"Os velhos marinheiros"
- Pois é o que eu digo! O comandante Vasco existiu mesmo.
- Ele e Papai Noel. Quem me trouxe foi a cegonha.
- Larga de deboche, homem. Tem um livro que conta todinho.
- É um romance, rapaz. Não é História.
Este diálogo estava sendo travado num bar suburbano, famoso por suas batidas e empadas diversas. Os tipos eram comuns, de meia idade, já afetados pela manguaça. Um exemplar estropiado estava na mão de um deles, que poderia muito bem servir de personagem para Jorge Amado.
- Quer dizer que um homem fardado é mentiroso?
- Mete na cabeça, cara. Isto é apenas um livro dum escritor famoso.

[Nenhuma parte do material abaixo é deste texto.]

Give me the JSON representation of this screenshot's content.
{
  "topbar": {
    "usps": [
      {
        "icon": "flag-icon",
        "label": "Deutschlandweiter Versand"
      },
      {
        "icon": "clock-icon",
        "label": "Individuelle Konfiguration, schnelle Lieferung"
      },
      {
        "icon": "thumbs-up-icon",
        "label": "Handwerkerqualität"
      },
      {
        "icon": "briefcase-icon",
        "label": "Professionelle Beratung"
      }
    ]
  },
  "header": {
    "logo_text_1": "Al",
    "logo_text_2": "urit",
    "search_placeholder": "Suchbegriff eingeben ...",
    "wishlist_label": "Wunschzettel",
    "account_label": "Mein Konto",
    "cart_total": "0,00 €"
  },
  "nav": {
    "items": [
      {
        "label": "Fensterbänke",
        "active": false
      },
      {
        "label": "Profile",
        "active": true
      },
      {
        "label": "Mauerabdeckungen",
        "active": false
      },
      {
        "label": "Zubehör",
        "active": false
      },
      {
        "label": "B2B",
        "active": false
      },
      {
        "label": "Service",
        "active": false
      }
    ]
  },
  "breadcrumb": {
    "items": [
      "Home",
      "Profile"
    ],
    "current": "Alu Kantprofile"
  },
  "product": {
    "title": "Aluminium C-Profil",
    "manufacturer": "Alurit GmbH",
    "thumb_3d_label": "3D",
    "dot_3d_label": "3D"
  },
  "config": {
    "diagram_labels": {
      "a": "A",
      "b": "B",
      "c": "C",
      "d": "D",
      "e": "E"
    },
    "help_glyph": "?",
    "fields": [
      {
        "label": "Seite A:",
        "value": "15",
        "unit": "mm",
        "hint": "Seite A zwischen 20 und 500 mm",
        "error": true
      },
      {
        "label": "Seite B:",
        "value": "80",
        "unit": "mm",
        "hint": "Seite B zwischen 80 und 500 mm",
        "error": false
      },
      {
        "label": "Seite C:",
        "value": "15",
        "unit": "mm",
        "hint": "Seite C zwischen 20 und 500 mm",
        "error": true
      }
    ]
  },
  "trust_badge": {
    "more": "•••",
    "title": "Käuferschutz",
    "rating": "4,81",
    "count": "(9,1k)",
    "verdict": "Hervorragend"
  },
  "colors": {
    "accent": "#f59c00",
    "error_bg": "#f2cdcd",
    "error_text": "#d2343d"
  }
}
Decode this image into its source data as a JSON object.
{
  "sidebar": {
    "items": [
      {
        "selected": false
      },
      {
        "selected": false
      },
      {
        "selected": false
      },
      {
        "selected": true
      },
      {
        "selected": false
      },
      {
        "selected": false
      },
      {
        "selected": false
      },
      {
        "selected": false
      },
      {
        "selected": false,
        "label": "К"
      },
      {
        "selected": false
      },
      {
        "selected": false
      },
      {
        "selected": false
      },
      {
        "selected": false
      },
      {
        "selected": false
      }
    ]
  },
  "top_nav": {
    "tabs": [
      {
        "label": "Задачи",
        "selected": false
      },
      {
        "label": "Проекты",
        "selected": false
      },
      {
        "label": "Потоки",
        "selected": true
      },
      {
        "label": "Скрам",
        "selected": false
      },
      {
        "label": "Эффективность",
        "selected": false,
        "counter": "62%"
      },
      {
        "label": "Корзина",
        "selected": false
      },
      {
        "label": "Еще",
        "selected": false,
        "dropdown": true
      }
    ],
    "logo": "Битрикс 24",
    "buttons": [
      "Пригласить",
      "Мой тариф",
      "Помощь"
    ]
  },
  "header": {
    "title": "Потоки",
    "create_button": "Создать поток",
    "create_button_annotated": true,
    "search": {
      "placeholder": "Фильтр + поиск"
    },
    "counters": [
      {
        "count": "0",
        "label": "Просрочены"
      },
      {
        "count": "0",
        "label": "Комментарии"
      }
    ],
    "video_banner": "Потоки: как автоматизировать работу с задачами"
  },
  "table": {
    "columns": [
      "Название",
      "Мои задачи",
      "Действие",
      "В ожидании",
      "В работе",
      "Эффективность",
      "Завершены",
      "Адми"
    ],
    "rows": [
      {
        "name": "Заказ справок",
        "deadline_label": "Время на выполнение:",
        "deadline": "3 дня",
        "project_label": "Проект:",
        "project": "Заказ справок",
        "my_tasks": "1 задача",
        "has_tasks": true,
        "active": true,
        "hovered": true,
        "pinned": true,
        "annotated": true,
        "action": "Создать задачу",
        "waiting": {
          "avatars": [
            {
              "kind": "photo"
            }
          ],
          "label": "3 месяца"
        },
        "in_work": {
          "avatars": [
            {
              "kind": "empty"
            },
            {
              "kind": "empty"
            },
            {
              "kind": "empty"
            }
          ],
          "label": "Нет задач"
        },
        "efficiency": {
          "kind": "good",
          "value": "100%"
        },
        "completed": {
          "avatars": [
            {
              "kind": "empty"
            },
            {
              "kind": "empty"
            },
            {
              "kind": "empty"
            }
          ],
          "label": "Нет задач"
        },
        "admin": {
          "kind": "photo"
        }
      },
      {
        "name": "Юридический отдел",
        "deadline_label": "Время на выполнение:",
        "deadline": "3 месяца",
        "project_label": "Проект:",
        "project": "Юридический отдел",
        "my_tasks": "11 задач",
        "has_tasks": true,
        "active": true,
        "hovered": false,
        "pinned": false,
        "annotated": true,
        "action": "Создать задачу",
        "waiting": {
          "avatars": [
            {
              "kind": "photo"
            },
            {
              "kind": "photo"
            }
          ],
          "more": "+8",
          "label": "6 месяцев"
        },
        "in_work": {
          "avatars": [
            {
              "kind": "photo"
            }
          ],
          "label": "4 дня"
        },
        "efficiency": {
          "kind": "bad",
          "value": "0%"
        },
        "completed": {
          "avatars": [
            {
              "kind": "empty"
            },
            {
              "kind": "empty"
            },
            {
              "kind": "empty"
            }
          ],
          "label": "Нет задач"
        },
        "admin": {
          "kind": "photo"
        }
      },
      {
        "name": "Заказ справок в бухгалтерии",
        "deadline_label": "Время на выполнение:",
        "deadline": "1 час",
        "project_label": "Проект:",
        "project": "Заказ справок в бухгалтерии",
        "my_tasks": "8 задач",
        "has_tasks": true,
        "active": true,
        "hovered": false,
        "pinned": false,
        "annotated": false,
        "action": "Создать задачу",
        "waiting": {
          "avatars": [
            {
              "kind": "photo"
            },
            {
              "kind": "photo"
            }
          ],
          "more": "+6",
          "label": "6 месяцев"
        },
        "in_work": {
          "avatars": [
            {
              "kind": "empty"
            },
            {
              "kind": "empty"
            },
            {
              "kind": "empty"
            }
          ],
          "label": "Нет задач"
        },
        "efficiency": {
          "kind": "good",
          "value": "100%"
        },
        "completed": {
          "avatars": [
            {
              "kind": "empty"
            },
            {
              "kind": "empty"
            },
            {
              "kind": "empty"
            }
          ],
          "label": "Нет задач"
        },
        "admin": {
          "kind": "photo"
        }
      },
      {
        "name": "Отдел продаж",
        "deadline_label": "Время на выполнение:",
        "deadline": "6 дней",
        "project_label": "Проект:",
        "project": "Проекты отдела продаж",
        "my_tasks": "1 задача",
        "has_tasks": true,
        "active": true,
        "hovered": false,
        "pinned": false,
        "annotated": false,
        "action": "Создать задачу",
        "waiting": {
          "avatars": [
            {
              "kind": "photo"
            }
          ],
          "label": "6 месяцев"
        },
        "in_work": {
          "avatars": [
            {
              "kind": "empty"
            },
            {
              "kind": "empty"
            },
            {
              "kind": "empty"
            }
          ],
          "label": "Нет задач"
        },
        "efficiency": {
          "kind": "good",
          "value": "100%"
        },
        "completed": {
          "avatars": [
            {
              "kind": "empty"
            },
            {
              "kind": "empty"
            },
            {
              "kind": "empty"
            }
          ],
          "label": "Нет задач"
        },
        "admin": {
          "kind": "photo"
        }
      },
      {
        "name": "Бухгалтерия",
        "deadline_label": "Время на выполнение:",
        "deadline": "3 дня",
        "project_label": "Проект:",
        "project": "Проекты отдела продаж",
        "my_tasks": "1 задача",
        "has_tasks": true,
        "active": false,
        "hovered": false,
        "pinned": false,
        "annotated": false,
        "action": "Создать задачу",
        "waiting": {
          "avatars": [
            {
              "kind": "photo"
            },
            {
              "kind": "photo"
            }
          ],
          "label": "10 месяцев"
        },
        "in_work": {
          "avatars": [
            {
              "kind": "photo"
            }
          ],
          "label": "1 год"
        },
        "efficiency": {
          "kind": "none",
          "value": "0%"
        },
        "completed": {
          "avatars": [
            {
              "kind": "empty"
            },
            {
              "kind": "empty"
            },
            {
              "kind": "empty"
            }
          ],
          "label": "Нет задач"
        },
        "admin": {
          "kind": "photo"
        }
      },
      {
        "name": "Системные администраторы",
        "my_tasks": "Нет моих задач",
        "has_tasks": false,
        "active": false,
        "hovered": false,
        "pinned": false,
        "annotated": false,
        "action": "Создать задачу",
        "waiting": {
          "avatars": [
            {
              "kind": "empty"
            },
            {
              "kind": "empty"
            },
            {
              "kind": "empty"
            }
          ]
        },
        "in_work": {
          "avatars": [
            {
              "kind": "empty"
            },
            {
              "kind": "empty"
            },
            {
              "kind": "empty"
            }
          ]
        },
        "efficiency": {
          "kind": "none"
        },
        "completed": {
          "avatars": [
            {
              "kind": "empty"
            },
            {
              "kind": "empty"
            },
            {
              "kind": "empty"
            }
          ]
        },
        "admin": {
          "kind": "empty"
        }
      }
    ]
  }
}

- Então que é verdade mesmo. Um escritor famoso não escreve mentira.
- Ele criou a história toda.
- Criou? Você está dizendo que ele inventou aquilo tudo?
- Entendeu, burrão. Inventou sim.
- Ninguém é capaz de inventar a vida de um homem. Tem o nome, o lugar onde viveu, os amigos, as farras. Invenção nada, não acredito.
- Olha, vamos parar. Eu sou ignorante, mas já li alguns livros, quando ainda estava na escola.
- Livros de mentira ou de verdade?
- De mentira, de verdade, eu lá sei o que você quer dizer.
- Como o do comandante Vasco. Marinha Mercante, o amigo Georges é que era da Marinha de Guerra. Capitão dos Portos.
- Invenção também.
Pediram mais empadas de palmito. Os copos de batida ainda estavam bem cheios. Já estavam no quinto martelo grande. Clima frio ajuda. Não perceberam quando entrou no boteco um cidadão de cabelos grisalhos, troncudo, com um paletó esquisito e um chapéu com uma âncora.
- Os amigos permitem que eu tome um grogue junto?
- Grogue. Era isso que ele preparava na casa decorada com objetos de marinheiro. Que coincidência!
- Posso saber do que está falando, grumete?
- Grumete?
- Sim. Grumete. Ainda não me parece um marujo.
- E você quem é?
- ‘Comandante Vasco Moscoso de Aragão. Um velho marinheiro, às suas ordens.’